Why Beulah Shot her Pistol Inside the Baptist Church by Clayton Sullivan
Why Beulah Shot her Pistol Inside the Baptist Church is a smartly written tale of a young Mississippi girl, Beulah Buchanan, raised in the Primitive Baptist Church.
When she was only sixteen, she marries Ralph Rainey, a much older man who is a deacon in the church. Beulah has no feelings for Rainey, she hardly even knows him, but he talks sweet to her and tells her she is pretty and so she imagines that life with him would be far better than the one she knew with her oppressive parents.
Beulah was mistaken. Ralph Rainey’s idea of a wife turns out to be nothing short of slavery and for the next six years, Beulah works in her domineering husband’s cafe all day and cooks him dinner at home every night. He doesn’t touch her lovingly, but climbs on top of her once in a while for sex. Beulah longs for a gentle touch, and her loneliness leads her to an affair with the preacher. With this affair, everything begins to unravel.
Sullivan writes this story through Beulah’s voice and he does an excellent job of showing us Beulah’s good heart and potential without compromising the story’s integrity. This novel has humor, some dark, which makes Beulah’s life with Ralph Rainey that much more convincing. A poignant moment for Beulah is when her husband sets his old tired working mule on fire. The scene is disturbing, terrifying and yet, humorous too.

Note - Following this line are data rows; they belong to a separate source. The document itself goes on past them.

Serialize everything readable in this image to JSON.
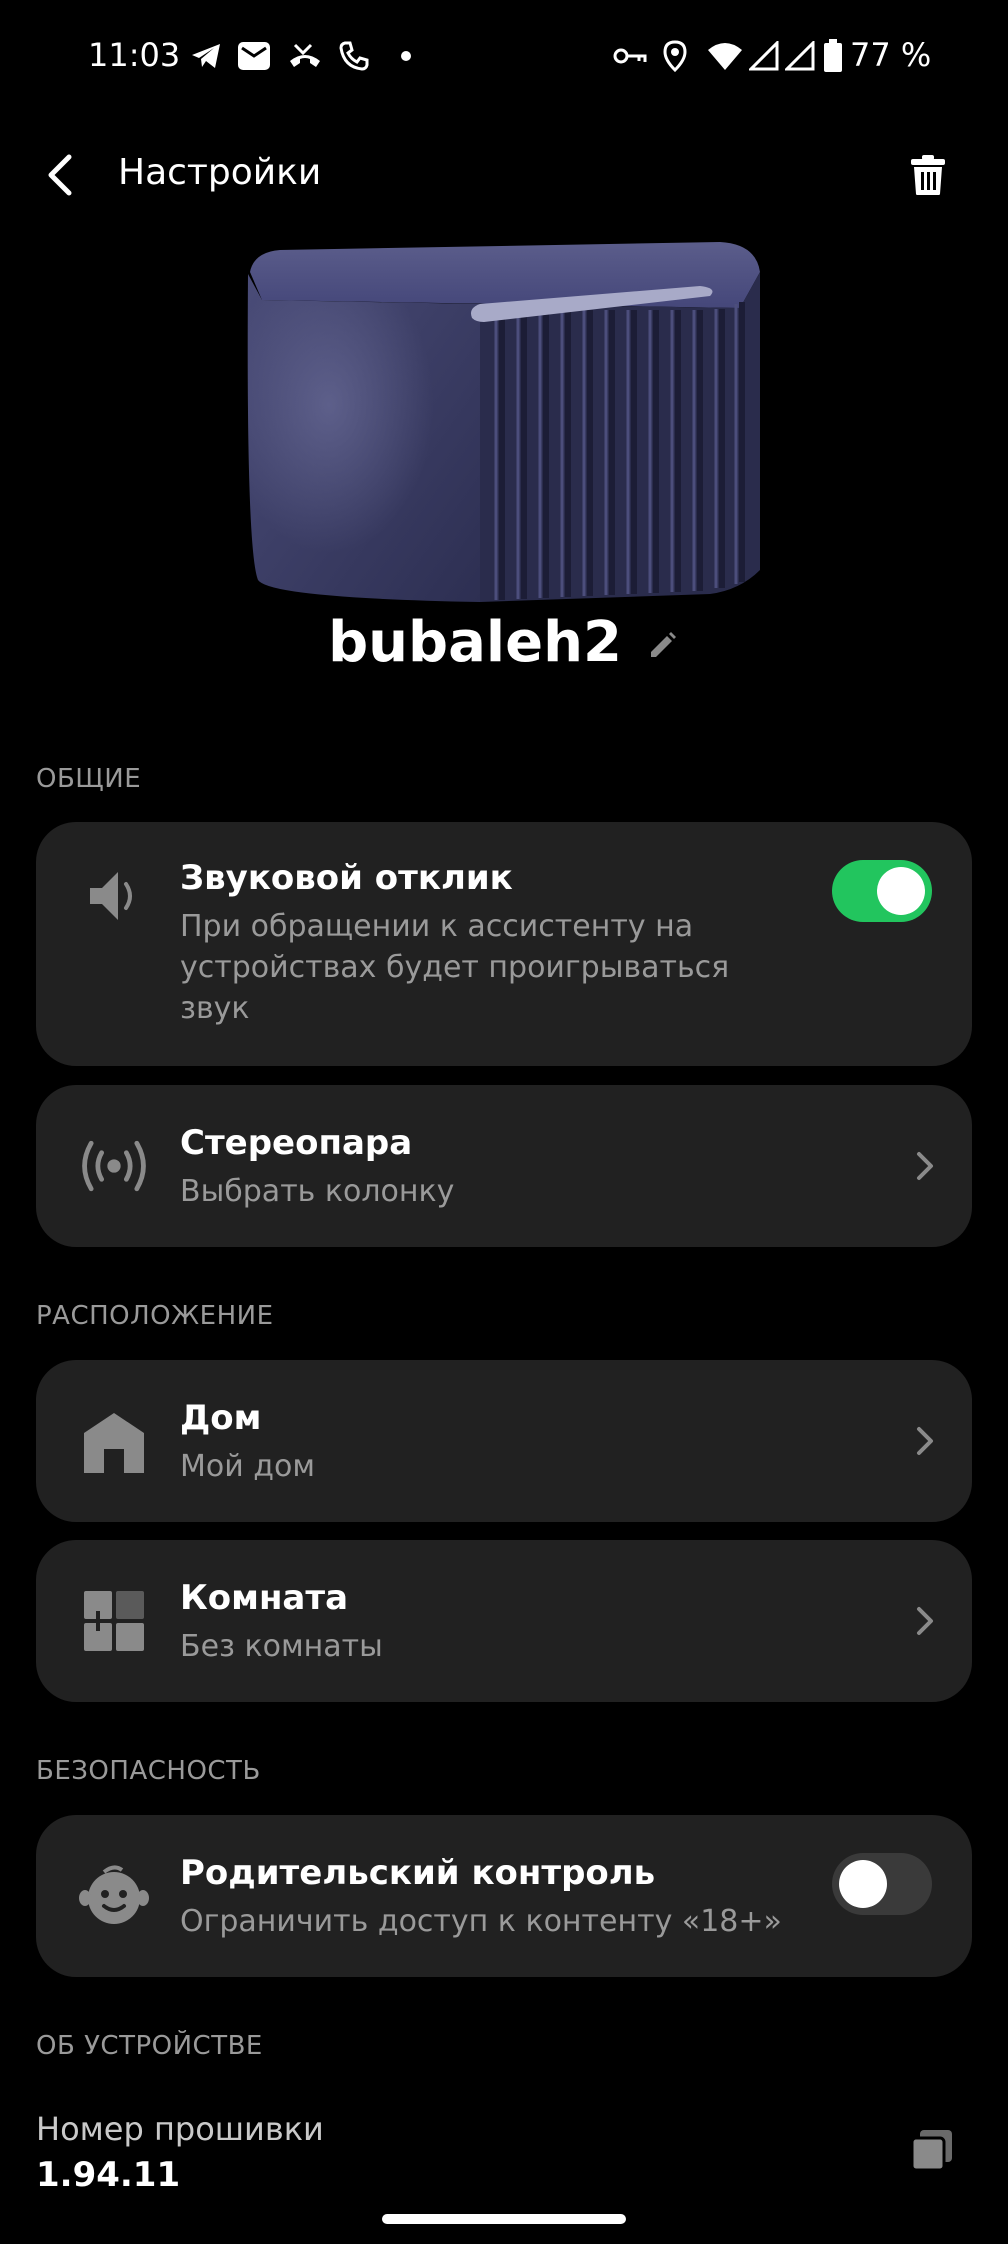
{
  "status_bar": {
    "time": "11:03",
    "battery": "77 %",
    "left_icons": [
      "telegram-icon",
      "mail-icon",
      "missed-call-icon",
      "phone-icon",
      "dot-icon"
    ],
    "right_icons": [
      "key-icon",
      "location-icon",
      "wifi-icon",
      "signal-icon",
      "signal-icon",
      "battery-icon"
    ]
  },
  "header": {
    "title": "Настройки"
  },
  "device": {
    "name": "bubaleh2",
    "color": "#3b3d63"
  },
  "sections": {
    "general": "ОБЩИЕ",
    "location": "РАСПОЛОЖЕНИЕ",
    "security": "БЕЗОПАСНОСТЬ",
    "about": "ОБ УСТРОЙСТВЕ"
  },
  "sound_feedback": {
    "title": "Звуковой отклик",
    "subtitle_lines": [
      "При обращении к ассистенту на",
      "устройствах будет проигрываться",
      "звук"
    ],
    "enabled": true
  },
  "stereo_pair": {
    "title": "Стереопара",
    "subtitle": "Выбрать колонку"
  },
  "home": {
    "title": "Дом",
    "subtitle": "Мой дом"
  },
  "room": {
    "title": "Комната",
    "subtitle": "Без комнаты"
  },
  "parental_control": {
    "title": "Родительский контроль",
    "subtitle": "Ограничить доступ к контенту «18+»",
    "enabled": false
  },
  "firmware": {
    "label": "Номер прошивки",
    "value": "1.94.11"
  },
  "colors": {
    "background": "#000000",
    "card": "#212121",
    "toggle_on": "#22c55e",
    "secondary_text": "#9a9a9a"
  }
}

If you grew up in the rural south, you will appreciate the novel for its authenticity, sad as it may be. If you did not, it’s as good as taking a trip into the life of a poor Mississippi girl.
The last chapters are unpredictable. The decisions Beulah makes in the last chapters are a bit puzzling perhaps to ensure an unpredictable final chapter, but in no way to did her decisions lessen her authenticity as a rural Mississippi girl in, as the author says, “a rural rut.”